Deadline Approaches for Registration of U.S. Citizens Wanting to Vote from Abroad
US citizens residing outside the country can vote in the November general election, but must request a ballot by Sept. 18.
“As we engage in a massive Get Out The Vote effort across the US, let’s not forget our relatives and friends who are US citizens living abroad. They, too, can — and must — exercise their franchise in this most critical of elections,” said the South Asian American organization They See Blue, in an e-mail to its members.
Approximately nine million U.S. citizens reside abroad, representing a significant voting bloc. 1.5 million U.S. citizens reside in Mexico; 700,000 reside in India, and 600,000 reside in the Philippines, according to 2019 data from the State Department.

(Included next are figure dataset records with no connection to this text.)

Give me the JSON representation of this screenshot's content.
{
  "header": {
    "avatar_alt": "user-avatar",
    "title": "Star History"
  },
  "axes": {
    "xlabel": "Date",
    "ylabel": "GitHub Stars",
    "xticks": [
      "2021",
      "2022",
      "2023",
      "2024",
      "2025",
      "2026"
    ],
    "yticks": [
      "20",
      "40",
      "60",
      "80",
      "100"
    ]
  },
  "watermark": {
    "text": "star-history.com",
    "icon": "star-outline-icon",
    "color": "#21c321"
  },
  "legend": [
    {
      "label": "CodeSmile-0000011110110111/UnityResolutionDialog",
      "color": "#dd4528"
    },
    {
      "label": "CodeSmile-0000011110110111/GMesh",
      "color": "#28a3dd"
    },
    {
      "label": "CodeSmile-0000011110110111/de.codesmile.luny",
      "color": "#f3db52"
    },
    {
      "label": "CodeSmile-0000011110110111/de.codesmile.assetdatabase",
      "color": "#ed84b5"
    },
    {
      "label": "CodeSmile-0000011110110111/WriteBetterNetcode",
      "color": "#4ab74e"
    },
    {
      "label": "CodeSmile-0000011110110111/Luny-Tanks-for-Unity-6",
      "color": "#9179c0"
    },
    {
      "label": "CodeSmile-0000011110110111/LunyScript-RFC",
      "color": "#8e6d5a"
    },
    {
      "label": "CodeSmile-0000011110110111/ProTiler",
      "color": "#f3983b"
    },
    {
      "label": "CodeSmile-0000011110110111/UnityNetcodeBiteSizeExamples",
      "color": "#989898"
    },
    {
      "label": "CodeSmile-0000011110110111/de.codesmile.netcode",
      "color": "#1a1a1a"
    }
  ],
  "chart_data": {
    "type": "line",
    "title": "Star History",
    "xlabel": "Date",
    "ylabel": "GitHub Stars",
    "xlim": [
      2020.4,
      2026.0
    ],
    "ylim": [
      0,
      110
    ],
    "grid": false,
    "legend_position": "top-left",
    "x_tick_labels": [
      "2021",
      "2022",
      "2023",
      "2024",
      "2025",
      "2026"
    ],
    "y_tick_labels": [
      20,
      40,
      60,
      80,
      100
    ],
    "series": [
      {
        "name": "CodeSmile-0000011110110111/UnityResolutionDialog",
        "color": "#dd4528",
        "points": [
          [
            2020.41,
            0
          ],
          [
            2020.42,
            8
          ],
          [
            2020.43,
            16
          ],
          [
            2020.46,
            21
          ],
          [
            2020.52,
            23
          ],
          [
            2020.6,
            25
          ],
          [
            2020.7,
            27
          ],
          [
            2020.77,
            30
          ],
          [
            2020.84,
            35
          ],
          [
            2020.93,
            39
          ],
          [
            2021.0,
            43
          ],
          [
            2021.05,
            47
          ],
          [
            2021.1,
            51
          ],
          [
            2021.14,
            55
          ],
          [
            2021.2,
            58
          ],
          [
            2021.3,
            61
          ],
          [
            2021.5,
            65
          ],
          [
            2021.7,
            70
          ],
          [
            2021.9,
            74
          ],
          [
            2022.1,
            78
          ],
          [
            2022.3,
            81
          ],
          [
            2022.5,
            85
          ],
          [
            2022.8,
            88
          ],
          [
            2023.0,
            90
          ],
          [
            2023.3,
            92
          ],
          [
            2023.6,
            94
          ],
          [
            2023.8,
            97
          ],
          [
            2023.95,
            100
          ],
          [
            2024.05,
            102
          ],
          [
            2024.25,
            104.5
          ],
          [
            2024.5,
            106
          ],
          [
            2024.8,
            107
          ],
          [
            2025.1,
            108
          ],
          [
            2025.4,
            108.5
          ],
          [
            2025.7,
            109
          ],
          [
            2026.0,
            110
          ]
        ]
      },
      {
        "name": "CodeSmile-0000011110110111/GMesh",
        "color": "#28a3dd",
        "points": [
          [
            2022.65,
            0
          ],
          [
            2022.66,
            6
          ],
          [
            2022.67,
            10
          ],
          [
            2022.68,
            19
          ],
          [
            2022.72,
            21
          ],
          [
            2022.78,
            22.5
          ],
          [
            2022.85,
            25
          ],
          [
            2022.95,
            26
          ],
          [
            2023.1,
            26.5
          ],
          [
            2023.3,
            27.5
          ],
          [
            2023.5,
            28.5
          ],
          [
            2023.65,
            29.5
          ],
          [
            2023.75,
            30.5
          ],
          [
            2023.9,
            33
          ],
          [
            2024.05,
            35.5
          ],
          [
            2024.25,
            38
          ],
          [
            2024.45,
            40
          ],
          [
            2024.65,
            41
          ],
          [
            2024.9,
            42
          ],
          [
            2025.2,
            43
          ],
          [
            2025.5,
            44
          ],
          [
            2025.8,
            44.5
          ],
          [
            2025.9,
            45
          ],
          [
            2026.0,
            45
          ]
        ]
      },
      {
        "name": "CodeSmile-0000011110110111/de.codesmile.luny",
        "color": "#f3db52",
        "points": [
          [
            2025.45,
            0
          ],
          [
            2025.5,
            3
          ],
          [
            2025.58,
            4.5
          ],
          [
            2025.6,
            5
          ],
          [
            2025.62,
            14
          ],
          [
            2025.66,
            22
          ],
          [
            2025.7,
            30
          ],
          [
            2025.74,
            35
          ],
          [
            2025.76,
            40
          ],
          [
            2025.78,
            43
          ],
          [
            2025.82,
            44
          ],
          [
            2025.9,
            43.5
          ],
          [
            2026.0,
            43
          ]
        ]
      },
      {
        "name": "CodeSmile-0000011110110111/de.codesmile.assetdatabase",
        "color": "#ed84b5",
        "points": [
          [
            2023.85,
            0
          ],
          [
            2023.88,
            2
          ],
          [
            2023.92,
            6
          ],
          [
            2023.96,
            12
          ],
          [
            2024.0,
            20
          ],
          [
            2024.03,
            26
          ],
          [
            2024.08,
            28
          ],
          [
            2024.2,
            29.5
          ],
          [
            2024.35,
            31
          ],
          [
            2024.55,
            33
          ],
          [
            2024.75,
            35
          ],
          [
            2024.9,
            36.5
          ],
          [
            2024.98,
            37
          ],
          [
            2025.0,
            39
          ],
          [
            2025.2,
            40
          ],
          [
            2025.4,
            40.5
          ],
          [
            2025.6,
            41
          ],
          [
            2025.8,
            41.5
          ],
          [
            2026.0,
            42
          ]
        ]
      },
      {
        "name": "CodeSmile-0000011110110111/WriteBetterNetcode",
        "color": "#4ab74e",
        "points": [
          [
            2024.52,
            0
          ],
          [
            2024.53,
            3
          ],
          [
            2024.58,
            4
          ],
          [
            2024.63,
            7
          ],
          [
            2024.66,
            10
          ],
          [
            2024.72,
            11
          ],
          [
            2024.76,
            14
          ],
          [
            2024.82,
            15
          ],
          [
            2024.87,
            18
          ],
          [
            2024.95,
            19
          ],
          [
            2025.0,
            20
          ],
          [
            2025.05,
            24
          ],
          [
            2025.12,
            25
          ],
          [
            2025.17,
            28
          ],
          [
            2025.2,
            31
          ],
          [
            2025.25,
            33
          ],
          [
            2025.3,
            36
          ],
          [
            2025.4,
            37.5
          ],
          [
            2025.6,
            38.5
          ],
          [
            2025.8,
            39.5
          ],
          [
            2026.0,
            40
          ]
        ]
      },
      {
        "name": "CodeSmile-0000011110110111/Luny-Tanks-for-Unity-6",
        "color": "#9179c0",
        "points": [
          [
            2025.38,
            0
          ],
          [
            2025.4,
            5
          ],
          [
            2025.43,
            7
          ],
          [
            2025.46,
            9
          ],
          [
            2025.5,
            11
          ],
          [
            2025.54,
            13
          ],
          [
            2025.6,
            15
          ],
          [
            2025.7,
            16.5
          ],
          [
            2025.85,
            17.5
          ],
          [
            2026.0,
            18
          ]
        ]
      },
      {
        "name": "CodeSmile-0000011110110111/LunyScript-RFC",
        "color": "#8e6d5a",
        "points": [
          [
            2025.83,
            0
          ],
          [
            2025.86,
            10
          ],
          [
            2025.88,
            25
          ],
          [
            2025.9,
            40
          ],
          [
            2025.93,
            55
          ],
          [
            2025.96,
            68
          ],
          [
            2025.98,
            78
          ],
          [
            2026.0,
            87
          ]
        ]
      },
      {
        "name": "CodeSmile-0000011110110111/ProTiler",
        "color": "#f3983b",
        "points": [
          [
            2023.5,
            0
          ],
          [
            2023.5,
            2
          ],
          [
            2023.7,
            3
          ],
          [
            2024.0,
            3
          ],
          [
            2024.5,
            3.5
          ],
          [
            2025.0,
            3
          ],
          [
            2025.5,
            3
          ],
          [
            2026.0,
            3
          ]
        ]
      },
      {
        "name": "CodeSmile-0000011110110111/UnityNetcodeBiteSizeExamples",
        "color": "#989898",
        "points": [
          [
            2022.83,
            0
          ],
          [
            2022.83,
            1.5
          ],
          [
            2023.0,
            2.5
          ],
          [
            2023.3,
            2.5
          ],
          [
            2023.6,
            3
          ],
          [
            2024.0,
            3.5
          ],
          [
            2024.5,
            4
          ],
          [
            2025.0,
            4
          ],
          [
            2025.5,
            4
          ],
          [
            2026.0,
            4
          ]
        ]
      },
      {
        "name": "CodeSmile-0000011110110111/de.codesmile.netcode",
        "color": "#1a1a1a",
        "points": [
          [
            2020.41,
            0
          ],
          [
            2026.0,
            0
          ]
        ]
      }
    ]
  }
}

US citizens can vote in federal elections regardless of the amount of time they have lived abroad. U.S. citizens who have never lived in the U.S. are also eligible to vote in federal elections, according to the State Department.
Eligibility to vote in state and local elections does require maintaining a home in the last state of residence.
Under the provisions of the Uniformed and Overseas Citizens Absentee Voting Act U.S., citizens and military personnel residing abroad who wish to vote must request their ballot each year by filling out a Federal Post Card Application. The request for a ballot abroad must be renewed each year: ballots are not automatically mailed out.
While each state has varying deadlines to apply for an absentee ballot, the State Department suggests applying for the FPCA at least 45 days before election, to allow for ample processing time. Ideally, noted the State Department, the renewal request for an absentee ballot should be mailed to the local election office at the start of each calendar year.
Applicants must select the requirements for the state in which they are eligible to vote, the last address they lived in while in the U.S. American citizens who were born abroad and have never lived in the U.S. can also vote by using the last residence at which their parents lived to determine the state and municipality where they are eligible to vote.
The Overseas Vote Foundation notes that overseas voters don’t need to have any current ties with your previous address or state. There is absolutely no requirement for overseas voters to continue to maintain a residence or to own property in the U.S. in order to vote in federal elections. Additionally, voters do not need a mailing address in the U.S. All voting related material will be sent to the overseas address. (https://bit.ly/3hcFisi)
The filled-out ballot can be returned by fax, email, or mail, depending on a state’s requirements. Ballots can also be returned in diplomatic pouches.
All ballots must be postmarked before or by Nov. 3, in order to be counted. California and Texas allow ballots to be submitted online or by fax. New York and New Jersey require mail-in ballots. A state’s requirements can be checked online at fvap.gov. The Federal Voting Assistance Program offers a map containing state-by-state eligibility requirements.
Eligible voters who have not received an absentee ballot in time to vote can use the Federal Write-in Absentee Ballot. (https://www.fvap.gov/uploads/FVAP/Forms/fwab2013.pdf) The ballot must be mailed back to local election officials by Nov. 3.
U. S. citizens who have not voted in two or more previous elections may have been stricken from their state’s voting rosters: voters can check in online with their Secretary of State’s office, using the last address at which they voted, to determine if they are still eligible to vote.
They See Blue noted that U.S. citizens residing abroad who are eligible to vote may not be doing so because of possible tax ramifications. The State Department noted that voting for candidates for federal offices does not affect federal or state tax liability, but may affect state tax liability. It encouraged voters to consult with an attorney.